Sappiamo bene che le loro pressioni furono tante e tali che tu arrivasti a dirmi: "Guarda mi dispiace che tu abbia confermato la prenotazione il giorno in cui siamo usciti dal mio psicologo, mi spiace che tu perda i soldi della prenotazione, mi spiace che tu faccia brutta figura con i tuoi amici e i tuoi genitori a cui hai detto che venivi, ma se veramente mi ami devi capire che io questa situazione non la reggo, che è troppo stressante per me, e che devi rinunciare alla tua idea di venire".

Siamo altrettanto consapevoli che, nonostante avessi scelto ancora una volta di assecondarti, lo stress portato da quella nuova situazione fu tale da farci litigare tutta la settimana precedente alla tua partenza.

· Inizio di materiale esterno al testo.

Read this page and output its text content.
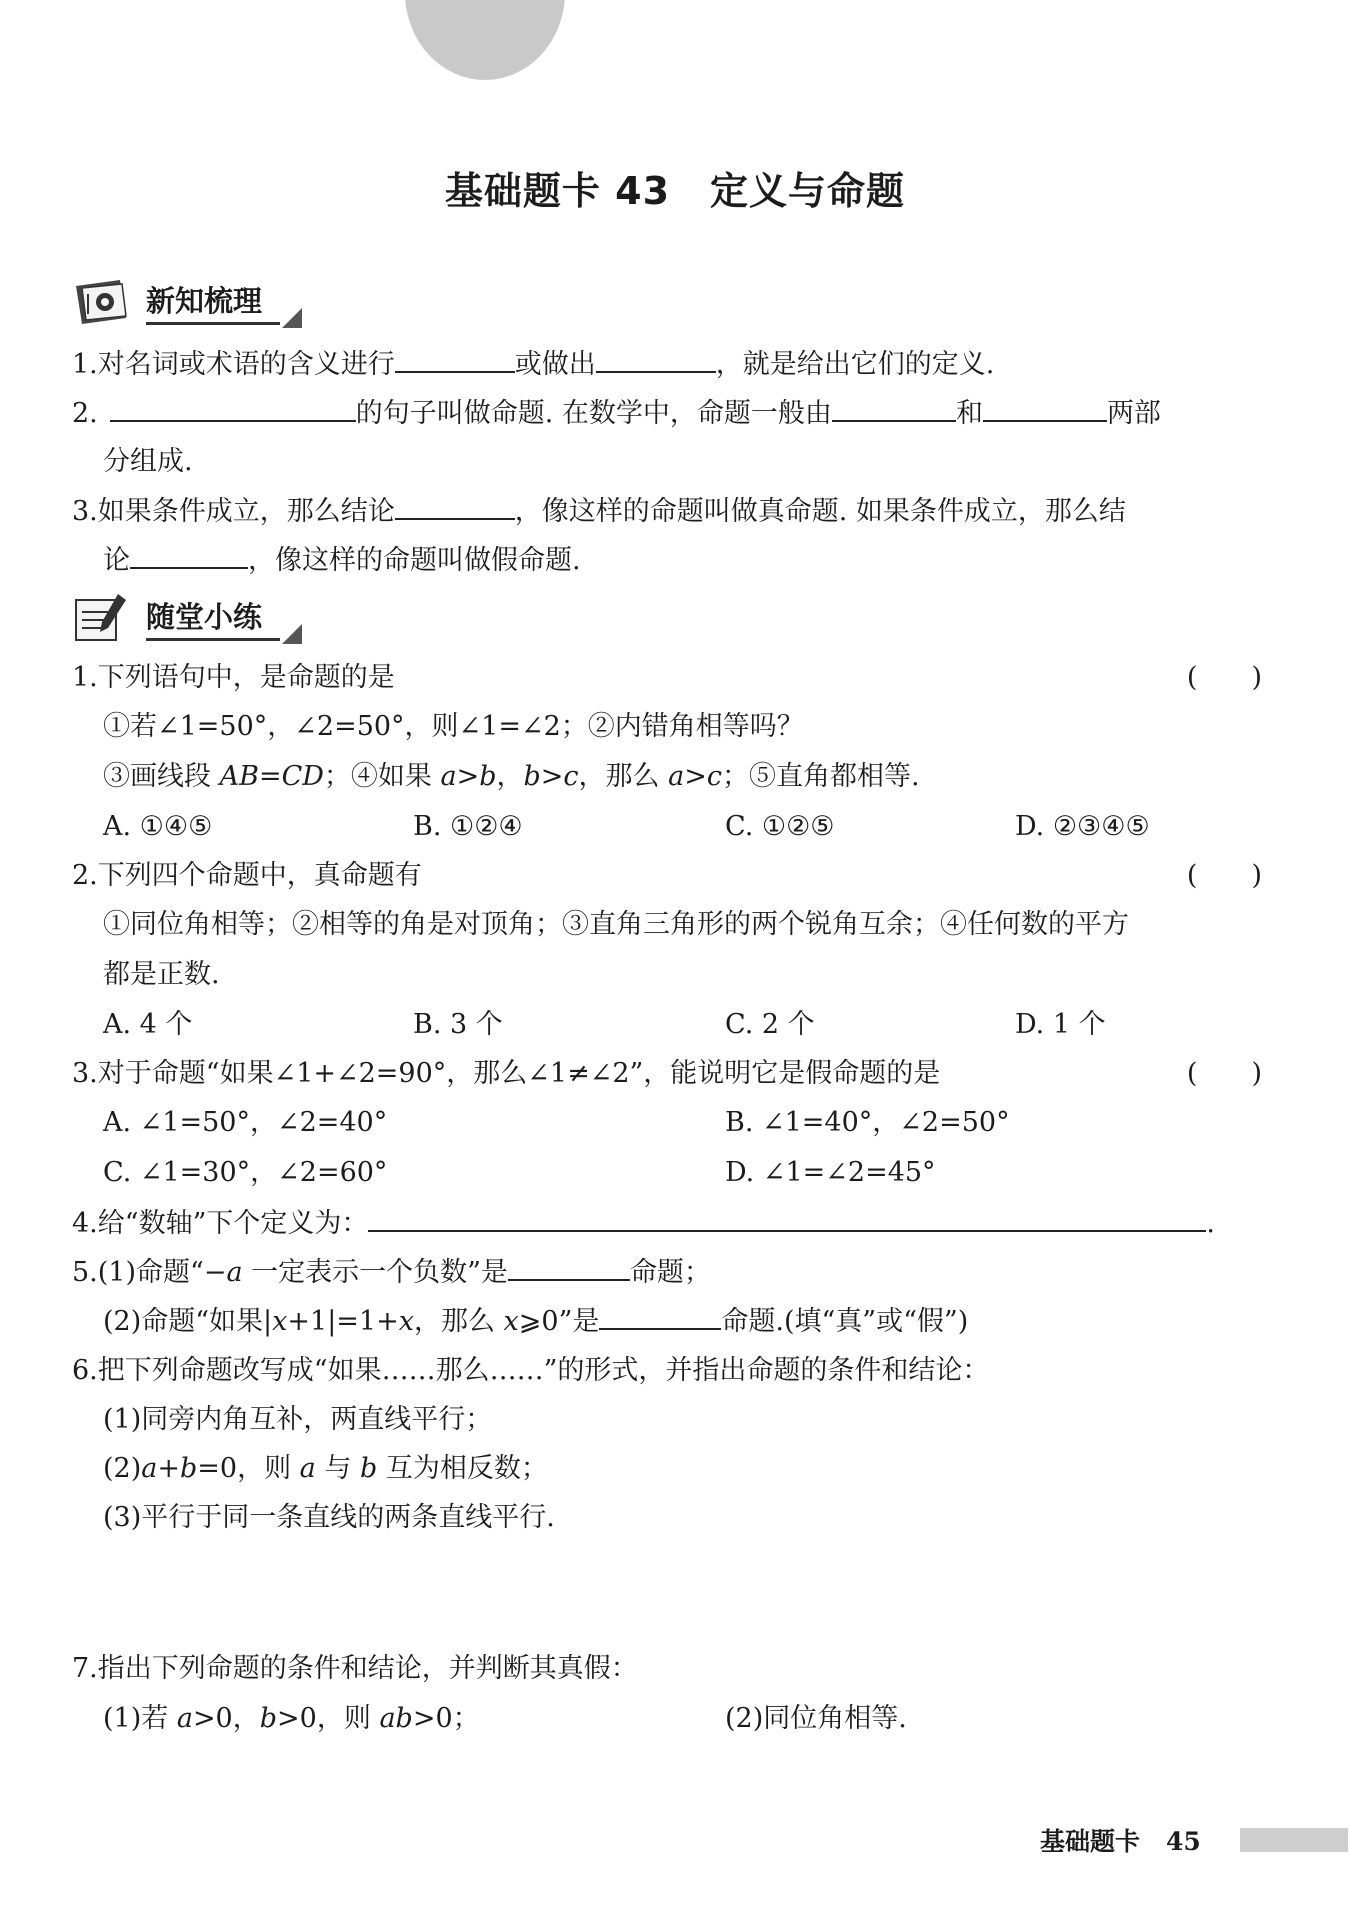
基础题卡 43 定义与命题
新知梳理
1.对名词或术语的含义进行	或做出	，就是给出它们的定义.
2.	的句子叫做命题. 在数学中，命题一般由	和	两部
分组成.
3.如果条件成立，那么结论	，像这样的命题叫做真命题. 如果条件成立，那么结
论	，像这样的命题叫做假命题.
随堂小练
1.下列语句中，是命题的是	(　　)
①若∠1=50°，∠2=50°，则∠1=∠2；②内错角相等吗？
③画线段 AB=CD；④如果 a>b，b>c，那么 a>c；⑤直角都相等.
A. ①④⑤	B. ①②④	C. ①②⑤	D. ②③④⑤
2.下列四个命题中，真命题有	(　　)
①同位角相等；②相等的角是对顶角；③直角三角形的两个锐角互余；④任何数的平方
都是正数.
A. 4 个	B. 3 个	C. 2 个	D. 1 个
3.对于命题“如果∠1+∠2=90°，那么∠1≠∠2”，能说明它是假命题的是	(　　)
A. ∠1=50°，∠2=40°	B. ∠1=40°，∠2=50°
C. ∠1=30°，∠2=60°	D. ∠1=∠2=45°
4.给“数轴”下个定义为：	.
5.(1)命题“−a 一定表示一个负数”是	命题；
(2)命题“如果|x+1|=1+x，那么 x⩾0”是	命题.(填“真”或“假”)
6.把下列命题改写成“如果……那么……”的形式，并指出命题的条件和结论：
(1)同旁内角互补，两直线平行；
(2)a+b=0，则 a 与 b 互为相反数；
(3)平行于同一条直线的两条直线平行.
7.指出下列命题的条件和结论，并判断其真假：
(1)若 a>0，b>0，则 ab>0；	(2)同位角相等.
基础题卡 45
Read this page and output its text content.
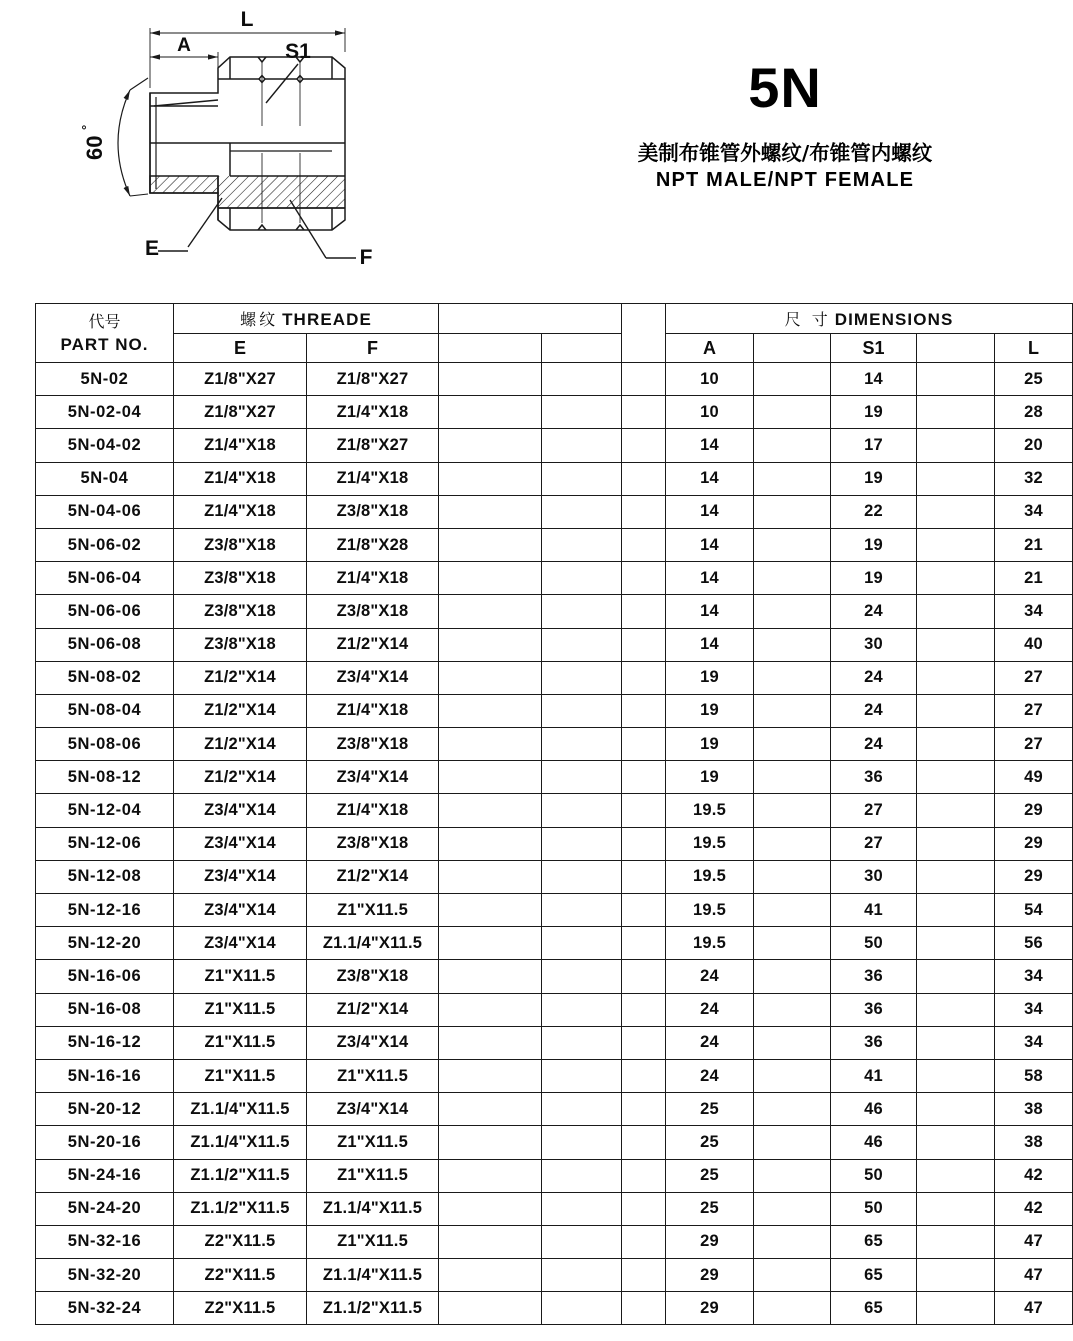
L
A	S1
E	F
60
°
5N
美制布锥管外螺纹/布锥管内螺纹
NPT MALE/NPT FEMALE
代号
PART NO.	螺纹 THREADE					尺 寸 DIMENSIONS				
	E	F				A		S1		L
5N-02	Z1/8"X27	Z1/8"X27				10		14		25
5N-02-04	Z1/8"X27	Z1/4"X18				10		19		28
5N-04-02	Z1/4"X18	Z1/8"X27				14		17		20
5N-04	Z1/4"X18	Z1/4"X18				14		19		32
5N-04-06	Z1/4"X18	Z3/8"X18				14		22		34
5N-06-02	Z3/8"X18	Z1/8"X28				14		19		21
5N-06-04	Z3/8"X18	Z1/4"X18				14		19		21
5N-06-06	Z3/8"X18	Z3/8"X18				14		24		34
5N-06-08	Z3/8"X18	Z1/2"X14				14		30		40
5N-08-02	Z1/2"X14	Z3/4"X14				19		24		27
5N-08-04	Z1/2"X14	Z1/4"X18				19		24		27
5N-08-06	Z1/2"X14	Z3/8"X18				19		24		27
5N-08-12	Z1/2"X14	Z3/4"X14				19		36		49
5N-12-04	Z3/4"X14	Z1/4"X18				19.5		27		29
5N-12-06	Z3/4"X14	Z3/8"X18				19.5		27		29
5N-12-08	Z3/4"X14	Z1/2"X14				19.5		30		29
5N-12-16	Z3/4"X14	Z1"X11.5				19.5		41		54
5N-12-20	Z3/4"X14	Z1.1/4"X11.5				19.5		50		56
5N-16-06	Z1"X11.5	Z3/8"X18				24		36		34
5N-16-08	Z1"X11.5	Z1/2"X14				24		36		34
5N-16-12	Z1"X11.5	Z3/4"X14				24		36		34
5N-16-16	Z1"X11.5	Z1"X11.5				24		41		58
5N-20-12	Z1.1/4"X11.5	Z3/4"X14				25		46		38
5N-20-16	Z1.1/4"X11.5	Z1"X11.5				25		46		38
5N-24-16	Z1.1/2"X11.5	Z1"X11.5				25		50		42
5N-24-20	Z1.1/2"X11.5	Z1.1/4"X11.5				25		50		42
5N-32-16	Z2"X11.5	Z1"X11.5				29		65		47
5N-32-20	Z2"X11.5	Z1.1/4"X11.5				29		65		47
5N-32-24	Z2"X11.5	Z1.1/2"X11.5				29		65		47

Ricordiamo entrambi quali bugie ti costrinsero a raccontare e il valore di quel tuo continuare a dirmi "in fondo io non ho mai voluto che venissi, non sono neanche sicura di voler stare con te".

Appena tornasti dalla tua vacanza, eri talmente insicura dei tuoi sentimenti e talmente certa che lo stress vissuto dipendesse unicamente da me e della mia ostinazione, che la prima cosa che facemmo fu quella di amarci la prima volta da quando stavamo insieme.

"Farò l'amore solo con la persona che riterrò essere l'uomo della mia vita, non è una questione personale, non è che non ti ami, ma farò l'amore con te soltanto quando sarò certa di voler passare la vita con te" mi avevi detto per due anni. Finalmente quel momento era giunto, e ancora un volta, avevi trovato il modo di dirmi che la tua "scelta" di non farmi venire in vacanza, in fondo, non fu una scelta.